April 20, 2013

22 Reasons Why THE THING is the Greatest Horror Movie of the 1980s

Starring Kurt Russell, Wilford Brimley, Keith David. Directed by John Carpenter. (1982, 109 min).
1. This is one of the few remakes that is a lot better than the original.

2. While The Thing isn't always scary, the idea of an alien consisting of individual, free-acting cells with their own "built-in instinct to survive" is a terrifying concept to wrap your brain around.

3. Like Psycho, Night of the Living Dead and The Exorcist, The Thing showed us horrors we'd never seen onscreen before.

4. From beginning to end, this is arguably the most unpredictable horror film ever made.

5. Snake Plissken notwithstanding, character development was never one of Carpenter's strengths. But that actually works in The Thing's favor. Because everyone is so generic & bland, we never know who's still human and who's the thing.

6. We finally got to see what John Carpenter could do with a large budget. This was also his last truly great film.

7. In 1982, mostly thanks to Steven Spielberg, it had been a long time since visiting aliens were not-so-friendly.

8. It had the balls to end ambiguously. The Thing has the greatest open-ended finale of any horror movie in history. And Hollywood has so-far been smart enough to know not to fuck it up with a direct sequel.

9. Screenwriter Bill Lancaster (Burt's son) only wrote three screenplays during his short life. His first was The Bad News Bears, and that expletive-loaded screenplay was one of the biggest reasons the film was a hit. Today, if there is any part of The Thing which is still woefully under-appreciated, it's Lancaster's script, which manages to effectively establish these characters’ individual personalities with a minimum of casual dialogue.

10. This was easily the most graphically violent movie ever released by a major studio at the time.

11. For a horror movie, it has aged remarkably well. Whether or not they were around back then, people tend to look back many movies from the 80s with their tongues in their cheeks and an attitude of "look how silly we were." But The Thing belies the decade from which it sprang.
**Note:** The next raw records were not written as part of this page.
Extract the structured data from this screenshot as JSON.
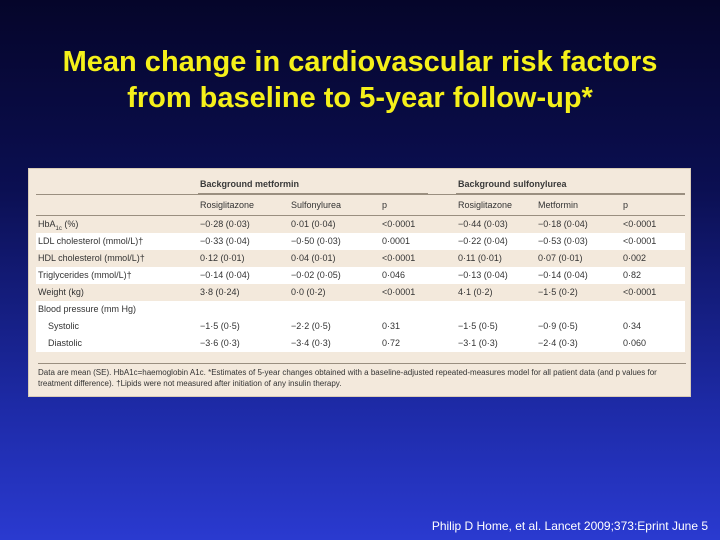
{
  "slide": {
    "title_line1": "Mean change in cardiovascular risk factors",
    "title_line2": "from baseline to 5-year follow-up*",
    "citation": "Philip D Home, et al. Lancet 2009;373:Eprint June 5"
  },
  "table": {
    "group1": "Background metformin",
    "group2": "Background sulfonylurea",
    "columns": [
      "",
      "Rosiglitazone",
      "Sulfonylurea",
      "p",
      "Rosiglitazone",
      "Metformin",
      "p"
    ],
    "rows": [
      {
        "label": "HbA1c (%)",
        "cells": [
          "−0·28 (0·03)",
          "0·01 (0·04)",
          "<0·0001",
          "−0·44 (0·03)",
          "−0·18 (0·04)",
          "<0·0001"
        ]
      },
      {
        "label": "LDL cholesterol (mmol/L)†",
        "cells": [
          "−0·33 (0·04)",
          "−0·50 (0·03)",
          "0·0001",
          "−0·22 (0·04)",
          "−0·53 (0·03)",
          "<0·0001"
        ]
      },
      {
        "label": "HDL cholesterol (mmol/L)†",
        "cells": [
          "0·12 (0·01)",
          "0·04 (0·01)",
          "<0·0001",
          "0·11 (0·01)",
          "0·07 (0·01)",
          "0·002"
        ]
      },
      {
        "label": "Triglycerides (mmol/L)†",
        "cells": [
          "−0·14 (0·04)",
          "−0·02 (0·05)",
          "0·046",
          "−0·13 (0·04)",
          "−0·14 (0·04)",
          "0·82"
        ]
      },
      {
        "label": "Weight (kg)",
        "cells": [
          "3·8 (0·24)",
          "0·0 (0·2)",
          "<0·0001",
          "4·1 (0·2)",
          "−1·5 (0·2)",
          "<0·0001"
        ]
      }
    ],
    "bp_label": "Blood pressure (mm Hg)",
    "bp_rows": [
      {
        "label": "Systolic",
        "cells": [
          "−1·5 (0·5)",
          "−2·2 (0·5)",
          "0·31",
          "−1·5 (0·5)",
          "−0·9 (0·5)",
          "0·34"
        ]
      },
      {
        "label": "Diastolic",
        "cells": [
          "−3·6 (0·3)",
          "−3·4 (0·3)",
          "0·72",
          "−3·1 (0·3)",
          "−2·4 (0·3)",
          "0·060"
        ]
      }
    ],
    "footnote": "Data are mean (SE). HbA1c=haemoglobin A1c. *Estimates of 5-year changes obtained with a baseline-adjusted repeated-measures model for all patient data (and p values for treatment difference). †Lipids were not measured after initiation of any insulin therapy."
  },
  "colors": {
    "title": "#f5f01a",
    "panel": "#f3e9dc",
    "background_top": "#05052a",
    "background_bottom": "#2a3ad0"
  }
}
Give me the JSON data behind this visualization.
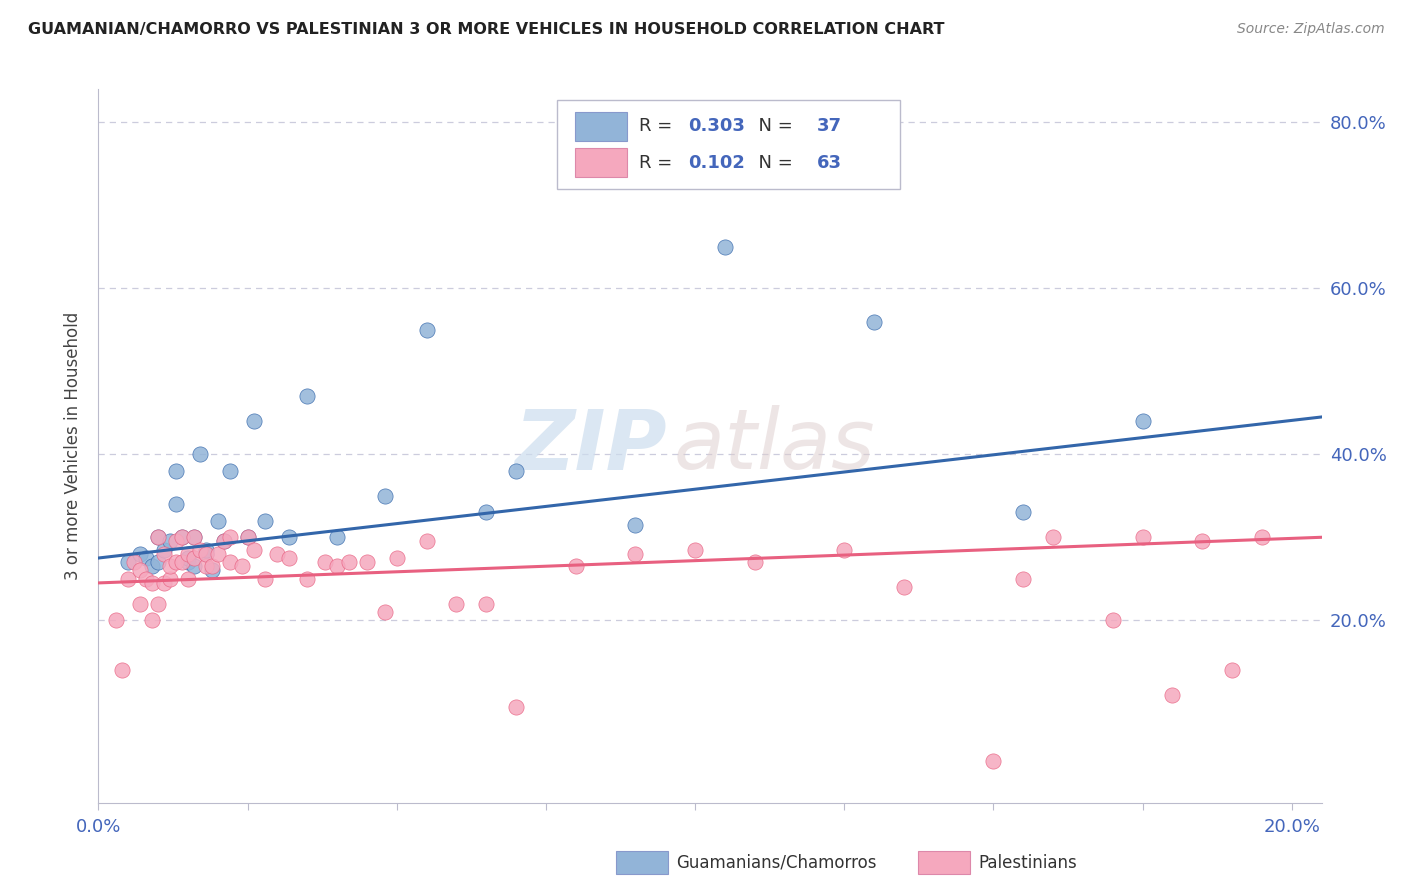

For those of you still doubting, try watching it today with someone who doesn't know how old it is.

12. Thirty years later, the title creature is still one of the ugliest, slimiest and nastiest movie monsters of all time.

13. The "blood test" scene is a high-tension masterpiece. And despite all the slimy, goopy horrors we'd witnessed up to this point, it's the most cringe-worthy and disturbing scene in the whole film.

14. Kurt Russell's best performance. In fact, the entire cast is the best John Carpenter ever worked with.

15. Ol' Wilford Brimley kicks-ass & kills people.

16. Keith David is the original black, bald, bad-ass. In a perfect world, he would be an action movie superstar right now.

17. Antarctica is the ultimate setting for a bleak & brutal horror film.

18. Within just a few minutes, we already get the feeling everyone is doomed.

19. The Thing is a smart movie that doesn't depend on characters behaving stupidly to advance the plot (not a single horny teenager to be found). Everyone makes logical survival decisions & develops reasonable ideas on how to combat the thing. The fact that none of it works adds to the hopelessness of their struggle.

No! Not the dog!

20. When Russell shoots a hapless pooch just to put it out of its misery, we know we were in for a dark, nihilistic ride that isn't gonna pull any punches.

21. Like The Shawshank Redemption, Fight Club and Blade Runner, The Thing initially tanked in theaters, but is now considered an all-time classic.

22. It is so iconic that when Hollywood finally got around to 'rebooting' it, they wisely chose to do a prequel with the exact same title. While 2011's The Thing isn't nearly as good, it is a well-intentioned, big-budget love letter made by people who not only hold the original in the highest regard, but respect the fans who made it a classic. Not only that, it ingeniously connects the two films at the end, including the use of Ennio Morricone's (underrated) music score.